Ich erinnere mich, wie wir beide Gänseblümchen gerupft haben in der Hoffnung die entscheidende Antwort auf die so wichtig erscheinende Frage zu bekommen. Doch damals war alles tatsächlich nur ein Spiel und wir haben keine Tränen vergossen, nur weil „Er liebt mich nicht!" herauskam.

Heute wiegt alles viel schwerer. Heute geht es um verlieren, verlassen, aufgeben. Die Teller und Gläser sind nur ein schwaches Symbol für das, was heute in dir zerbrochen ist.

„Er liebt mich nicht!" Der Krug knallt zu Boden, doch er bricht nicht. 'Gute Qualität!', schießt es mir durch den Kopf.

Vielleicht fragst du mich später, warum ich dich nicht ernsthaft aufgehalten habe in deinem Wahnsinn. Aber was ist schon Wahnsinn? Sind Teller wirklich mehr wert als Gänseblümchenblätter, wenn du glaubst, die Wahrheit nicht ertragen zu können?

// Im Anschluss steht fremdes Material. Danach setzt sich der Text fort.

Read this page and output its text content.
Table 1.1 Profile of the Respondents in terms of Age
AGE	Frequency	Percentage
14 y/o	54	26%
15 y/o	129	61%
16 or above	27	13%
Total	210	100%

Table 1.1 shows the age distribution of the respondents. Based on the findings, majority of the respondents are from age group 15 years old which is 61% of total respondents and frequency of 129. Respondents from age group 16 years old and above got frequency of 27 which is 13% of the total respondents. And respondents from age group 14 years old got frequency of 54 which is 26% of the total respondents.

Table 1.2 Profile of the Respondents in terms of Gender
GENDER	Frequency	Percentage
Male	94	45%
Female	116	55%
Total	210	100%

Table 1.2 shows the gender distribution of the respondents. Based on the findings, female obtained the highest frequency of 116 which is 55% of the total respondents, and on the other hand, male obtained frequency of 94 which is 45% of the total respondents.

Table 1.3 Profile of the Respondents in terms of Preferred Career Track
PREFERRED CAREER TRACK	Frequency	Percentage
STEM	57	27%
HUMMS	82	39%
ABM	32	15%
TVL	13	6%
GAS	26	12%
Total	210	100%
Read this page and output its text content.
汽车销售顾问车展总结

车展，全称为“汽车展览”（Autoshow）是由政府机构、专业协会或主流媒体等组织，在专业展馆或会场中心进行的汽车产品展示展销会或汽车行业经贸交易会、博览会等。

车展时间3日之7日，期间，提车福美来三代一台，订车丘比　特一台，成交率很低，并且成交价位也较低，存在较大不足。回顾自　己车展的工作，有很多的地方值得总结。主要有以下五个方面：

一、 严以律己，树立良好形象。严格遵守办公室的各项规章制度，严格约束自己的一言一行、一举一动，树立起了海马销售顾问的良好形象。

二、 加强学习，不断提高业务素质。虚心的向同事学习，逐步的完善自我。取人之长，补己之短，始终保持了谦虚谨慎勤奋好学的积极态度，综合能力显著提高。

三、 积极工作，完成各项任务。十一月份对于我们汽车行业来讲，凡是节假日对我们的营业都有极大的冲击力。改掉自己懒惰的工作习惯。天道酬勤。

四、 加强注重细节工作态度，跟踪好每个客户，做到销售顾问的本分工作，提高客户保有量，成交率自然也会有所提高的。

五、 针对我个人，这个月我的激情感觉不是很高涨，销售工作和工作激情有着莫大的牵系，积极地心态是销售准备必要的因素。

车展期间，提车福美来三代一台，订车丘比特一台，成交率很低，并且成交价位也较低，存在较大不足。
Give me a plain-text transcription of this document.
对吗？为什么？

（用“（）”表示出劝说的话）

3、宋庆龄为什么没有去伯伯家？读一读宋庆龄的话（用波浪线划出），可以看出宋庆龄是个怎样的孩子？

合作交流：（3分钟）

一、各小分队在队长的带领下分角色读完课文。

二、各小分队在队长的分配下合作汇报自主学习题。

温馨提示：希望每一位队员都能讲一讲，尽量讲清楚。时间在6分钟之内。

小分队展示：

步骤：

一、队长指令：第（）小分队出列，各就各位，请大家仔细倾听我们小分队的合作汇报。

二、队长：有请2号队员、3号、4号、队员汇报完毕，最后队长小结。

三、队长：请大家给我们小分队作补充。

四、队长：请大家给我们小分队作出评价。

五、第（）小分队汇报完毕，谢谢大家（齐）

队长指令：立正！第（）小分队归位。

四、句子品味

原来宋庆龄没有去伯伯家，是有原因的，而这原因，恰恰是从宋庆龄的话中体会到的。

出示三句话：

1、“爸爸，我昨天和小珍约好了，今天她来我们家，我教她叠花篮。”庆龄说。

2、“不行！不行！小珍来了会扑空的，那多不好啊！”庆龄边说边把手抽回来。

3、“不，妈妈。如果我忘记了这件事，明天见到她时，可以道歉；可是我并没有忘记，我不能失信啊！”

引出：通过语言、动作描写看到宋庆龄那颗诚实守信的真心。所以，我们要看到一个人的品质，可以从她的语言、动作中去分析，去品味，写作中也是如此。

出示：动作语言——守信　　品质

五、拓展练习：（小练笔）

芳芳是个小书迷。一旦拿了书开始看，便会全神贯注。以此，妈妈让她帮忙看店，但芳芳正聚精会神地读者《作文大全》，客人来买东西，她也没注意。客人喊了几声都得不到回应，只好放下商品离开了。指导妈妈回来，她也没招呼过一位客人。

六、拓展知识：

„Er liebt mich!" Mittlerweile erschöpft lässt du die Kristallschüssel fallen. Einige Zacken am Rand platzen ab, doch auch sie bleibt weitgehend heil. Du schenkst ihr einen fast schon beleidigten Blick.

„Er liebt mich nicht mehr...", flüsterst du und bleibst einfach still stehen.